VueJS: Implementing Computed properties
Feb 20, 2017The Official Vue guide for “Computed Properties” explains the caching functionality like this:
var vm = new Vue({
el: '#example',
data: {
message: 'Hello'
},
computed: {
// a computed getter
reversedMessage: function () {
// `this` points to the vm instance
return this.message.split('').reverse().join('')
}
}
})
computed properties are cached based on their dependencies. A computed property will only re-evaluate when some of its dependencies have changed. This means as long as message has not changed, multiple access to the reversedMessage computed property will immediately return the previously computed result without having to run the function again.
In this post, I’ll explain how the caching part is implemented. (May be by next week I’ll make a post about how the computation is done when the dependencies are changed.)
(Check this post to see how the proxy behaviour of the data object is implemented.)
The basic idea is very simple:
function age() {
console.log('age...');
return 42;
}
function Person(name) {
this.name = name;
this.age = age();
}
john = new John('John');
john.name // 'John'
john.age // 42
john.age // 42
This is a simple Person function with name and age property. Notice that the every time ‘age’ is accessed off an instance (john), the consolg.log('age...')
doesn’t get executed. It’s only executed at the very first time john is instantiated. The value returned by the age()

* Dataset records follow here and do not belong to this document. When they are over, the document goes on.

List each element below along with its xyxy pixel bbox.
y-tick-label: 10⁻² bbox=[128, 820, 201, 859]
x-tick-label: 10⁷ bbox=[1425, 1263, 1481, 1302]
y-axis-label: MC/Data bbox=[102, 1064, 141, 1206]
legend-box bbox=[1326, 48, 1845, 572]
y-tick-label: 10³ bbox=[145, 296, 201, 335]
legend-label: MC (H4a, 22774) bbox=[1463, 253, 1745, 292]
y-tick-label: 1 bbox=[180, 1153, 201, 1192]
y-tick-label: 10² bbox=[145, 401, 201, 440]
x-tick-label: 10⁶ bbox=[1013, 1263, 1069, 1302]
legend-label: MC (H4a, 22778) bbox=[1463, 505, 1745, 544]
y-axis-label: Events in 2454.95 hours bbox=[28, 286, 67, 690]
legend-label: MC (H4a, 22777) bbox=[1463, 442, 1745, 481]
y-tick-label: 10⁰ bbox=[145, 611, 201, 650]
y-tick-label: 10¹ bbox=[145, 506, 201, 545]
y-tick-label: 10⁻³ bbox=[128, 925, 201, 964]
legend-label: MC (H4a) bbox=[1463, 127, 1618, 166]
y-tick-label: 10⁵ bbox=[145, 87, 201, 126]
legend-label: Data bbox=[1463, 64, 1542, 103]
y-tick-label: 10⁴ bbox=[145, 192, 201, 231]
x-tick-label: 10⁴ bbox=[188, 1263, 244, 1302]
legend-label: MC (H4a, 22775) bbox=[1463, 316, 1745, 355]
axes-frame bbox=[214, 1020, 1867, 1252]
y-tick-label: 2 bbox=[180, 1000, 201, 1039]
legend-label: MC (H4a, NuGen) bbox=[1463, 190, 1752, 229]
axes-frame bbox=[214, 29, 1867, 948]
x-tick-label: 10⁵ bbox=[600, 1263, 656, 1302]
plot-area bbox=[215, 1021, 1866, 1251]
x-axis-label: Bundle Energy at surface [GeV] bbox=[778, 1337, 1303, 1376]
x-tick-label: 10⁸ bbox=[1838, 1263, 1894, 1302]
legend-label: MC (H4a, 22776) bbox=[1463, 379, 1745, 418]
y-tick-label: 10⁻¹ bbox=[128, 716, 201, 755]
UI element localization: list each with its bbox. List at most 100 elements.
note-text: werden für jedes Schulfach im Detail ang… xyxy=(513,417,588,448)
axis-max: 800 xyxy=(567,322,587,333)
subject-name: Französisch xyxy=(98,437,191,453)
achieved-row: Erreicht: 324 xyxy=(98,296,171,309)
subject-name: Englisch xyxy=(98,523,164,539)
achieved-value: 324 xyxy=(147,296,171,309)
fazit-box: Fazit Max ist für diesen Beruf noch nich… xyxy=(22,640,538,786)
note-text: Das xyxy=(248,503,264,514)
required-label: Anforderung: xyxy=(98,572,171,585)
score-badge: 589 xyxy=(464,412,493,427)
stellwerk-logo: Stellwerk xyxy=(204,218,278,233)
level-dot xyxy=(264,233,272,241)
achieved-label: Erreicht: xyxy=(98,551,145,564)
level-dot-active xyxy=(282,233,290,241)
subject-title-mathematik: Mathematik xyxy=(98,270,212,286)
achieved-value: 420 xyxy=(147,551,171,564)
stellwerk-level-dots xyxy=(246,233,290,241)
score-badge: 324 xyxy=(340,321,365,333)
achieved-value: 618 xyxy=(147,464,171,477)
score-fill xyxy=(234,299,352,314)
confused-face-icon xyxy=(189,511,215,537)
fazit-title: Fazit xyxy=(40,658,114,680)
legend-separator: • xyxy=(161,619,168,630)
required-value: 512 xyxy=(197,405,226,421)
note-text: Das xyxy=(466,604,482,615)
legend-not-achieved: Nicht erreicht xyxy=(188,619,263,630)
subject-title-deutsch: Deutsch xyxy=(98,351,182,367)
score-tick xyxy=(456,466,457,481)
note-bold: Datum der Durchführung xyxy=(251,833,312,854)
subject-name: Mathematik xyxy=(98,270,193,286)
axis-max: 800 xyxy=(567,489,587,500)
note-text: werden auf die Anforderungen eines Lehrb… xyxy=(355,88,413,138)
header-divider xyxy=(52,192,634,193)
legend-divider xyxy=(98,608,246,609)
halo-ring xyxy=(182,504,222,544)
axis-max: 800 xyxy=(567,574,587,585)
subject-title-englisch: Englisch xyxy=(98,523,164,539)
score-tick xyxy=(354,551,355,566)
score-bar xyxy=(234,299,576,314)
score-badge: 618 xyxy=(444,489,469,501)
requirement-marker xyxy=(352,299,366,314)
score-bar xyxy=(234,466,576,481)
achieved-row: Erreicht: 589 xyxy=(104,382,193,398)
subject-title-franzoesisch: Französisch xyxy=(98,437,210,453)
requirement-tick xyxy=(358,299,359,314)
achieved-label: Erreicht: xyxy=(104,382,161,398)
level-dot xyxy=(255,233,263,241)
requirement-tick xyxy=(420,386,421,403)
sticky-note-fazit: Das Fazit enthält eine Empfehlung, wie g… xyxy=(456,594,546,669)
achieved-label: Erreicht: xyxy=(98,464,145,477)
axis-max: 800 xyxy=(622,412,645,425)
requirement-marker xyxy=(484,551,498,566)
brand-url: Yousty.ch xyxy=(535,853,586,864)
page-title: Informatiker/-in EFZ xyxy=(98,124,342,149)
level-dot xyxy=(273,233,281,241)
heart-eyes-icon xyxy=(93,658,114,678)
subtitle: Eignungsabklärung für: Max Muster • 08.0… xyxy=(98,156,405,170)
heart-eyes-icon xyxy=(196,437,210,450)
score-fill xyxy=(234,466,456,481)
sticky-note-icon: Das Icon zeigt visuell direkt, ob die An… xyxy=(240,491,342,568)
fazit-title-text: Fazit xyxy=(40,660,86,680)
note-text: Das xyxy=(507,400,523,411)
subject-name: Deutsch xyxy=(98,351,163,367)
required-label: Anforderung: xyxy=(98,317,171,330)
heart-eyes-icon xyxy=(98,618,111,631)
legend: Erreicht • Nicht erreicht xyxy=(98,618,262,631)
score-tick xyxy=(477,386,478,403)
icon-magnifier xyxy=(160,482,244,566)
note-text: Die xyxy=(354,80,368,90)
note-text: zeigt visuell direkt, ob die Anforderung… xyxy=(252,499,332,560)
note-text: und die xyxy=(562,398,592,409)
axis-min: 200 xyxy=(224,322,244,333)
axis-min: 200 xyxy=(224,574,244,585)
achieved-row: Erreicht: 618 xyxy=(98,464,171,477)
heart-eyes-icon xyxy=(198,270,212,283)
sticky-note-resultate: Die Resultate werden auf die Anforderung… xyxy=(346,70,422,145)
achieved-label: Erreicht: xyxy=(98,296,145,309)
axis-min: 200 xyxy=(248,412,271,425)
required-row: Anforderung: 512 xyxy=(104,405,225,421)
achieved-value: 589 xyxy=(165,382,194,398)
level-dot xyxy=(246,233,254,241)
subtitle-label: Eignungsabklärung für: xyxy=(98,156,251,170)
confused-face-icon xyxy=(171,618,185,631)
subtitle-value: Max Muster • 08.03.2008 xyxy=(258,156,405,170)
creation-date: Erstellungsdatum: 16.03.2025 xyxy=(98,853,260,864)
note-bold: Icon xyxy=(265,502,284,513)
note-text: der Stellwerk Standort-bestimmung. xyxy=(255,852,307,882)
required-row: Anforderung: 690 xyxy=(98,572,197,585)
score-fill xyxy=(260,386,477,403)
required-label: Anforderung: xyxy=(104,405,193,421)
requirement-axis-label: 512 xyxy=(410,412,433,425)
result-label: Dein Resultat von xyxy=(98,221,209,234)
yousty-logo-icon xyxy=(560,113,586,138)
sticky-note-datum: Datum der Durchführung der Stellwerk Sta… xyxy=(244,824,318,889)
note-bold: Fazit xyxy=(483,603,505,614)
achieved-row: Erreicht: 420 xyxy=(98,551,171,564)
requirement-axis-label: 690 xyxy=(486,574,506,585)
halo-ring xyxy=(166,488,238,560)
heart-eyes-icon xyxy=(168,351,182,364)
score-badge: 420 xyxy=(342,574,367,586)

function call is simply stored in memory.
In VueJS source code, the computed property’s caching behaviour is implemented using this idea.
As in the previous post, you need not know about VueJS to understand this post. This is just an exercise in reading and understanding an expert’s code.
We’ll be building off the myVue
constructor function that we created in the last post that emulates the actual Vue
function.
function myVue(opts) {
this._data = opts.data;
Object
.keys(opts.data)
.forEach(key => {
sharedPropDef.get = () => this._data[key];
sharedPropDef.set = (val) => { this._data[key] = val; };
Object.defineProperty(this, key, sharedPropDef);
});
if (opts.computed) initComputed(this, opts.computed);
}
The new addition is the last line. If computed
prop is present in the passed options object, then we call the initComputed
function.
function initComputed(vm, computed) {
vm._computedWatchers = Object.create(null);
for (const key in computed) {
value = computed[key];
vm._computedWatchers[key] = new Watcher(vm, value);
if (!(key in vm)) {
sharedPropDef.set = noop;
sharedPropDef.get = function () {
const watcher = vm._computedWatchers && vm._computedWatchers[key];
if (watcher) return watcher.value;
};
Object.defineProperty(vm, key, sharedPropDef);
} // if
} // for
}
The noop
and sharedPropDef
referenced are declared at the top like so:
const noop = function () {};
const sharedPropDef = {
enumerable: true,
configurable: true,
get: noop,
set: noop
};
Since we are calling the computed property directly on the Vue instance itself, we know that we’d need a property on the instance for each computed property. The last line does that with Object.defineProperty
. We are defining each of those props as props with a dummy setter and a proper getter. (getters and setters).
For each computed property, a watcher instance
is created, and stored in an internal map object, inside the Vue instance: _computedWatchers
. Later on, we lookup this map using the computed property’s name to fetch its corresponding watcher instance.
The watcher instance is created using the Watcher
class. It’s just an ES6 glorified entity defined exactly as the Person
constructor function shared earlier.
class Watcher {
constructor(vm, valueFn) {
this.vm = vm;
this.getter = valueFn;
this.value = this.get(); // this is the key line
}
get() {
let value;
const vm = this.vm;
value = this.getter.call(vm);
return value;
}
}
You can now see the cached computed property in action:
data = { msg: 'hello' };
computed = {
reversedMsg() {
console.log('reversed...'); // printed only once during vm initialization
return this.msg.split('').reverse().join('');
},
upperCased() {
console.log('uppercased...'); // printed only once during vm initialization
return this.msg.toUpperCase();
}
};
opts = { data, computed };
vm = new myVue(opts);
console.log(vm.reversedMsg); // 'olleh'
console.log(vm.reversedMsg); // 'olleh'
console.log(vm.upperCased); // HELLO
console.log(vm.upperCased); // HELLO
The full working example is split as 2 files: vuejs-source.js and watcher.js.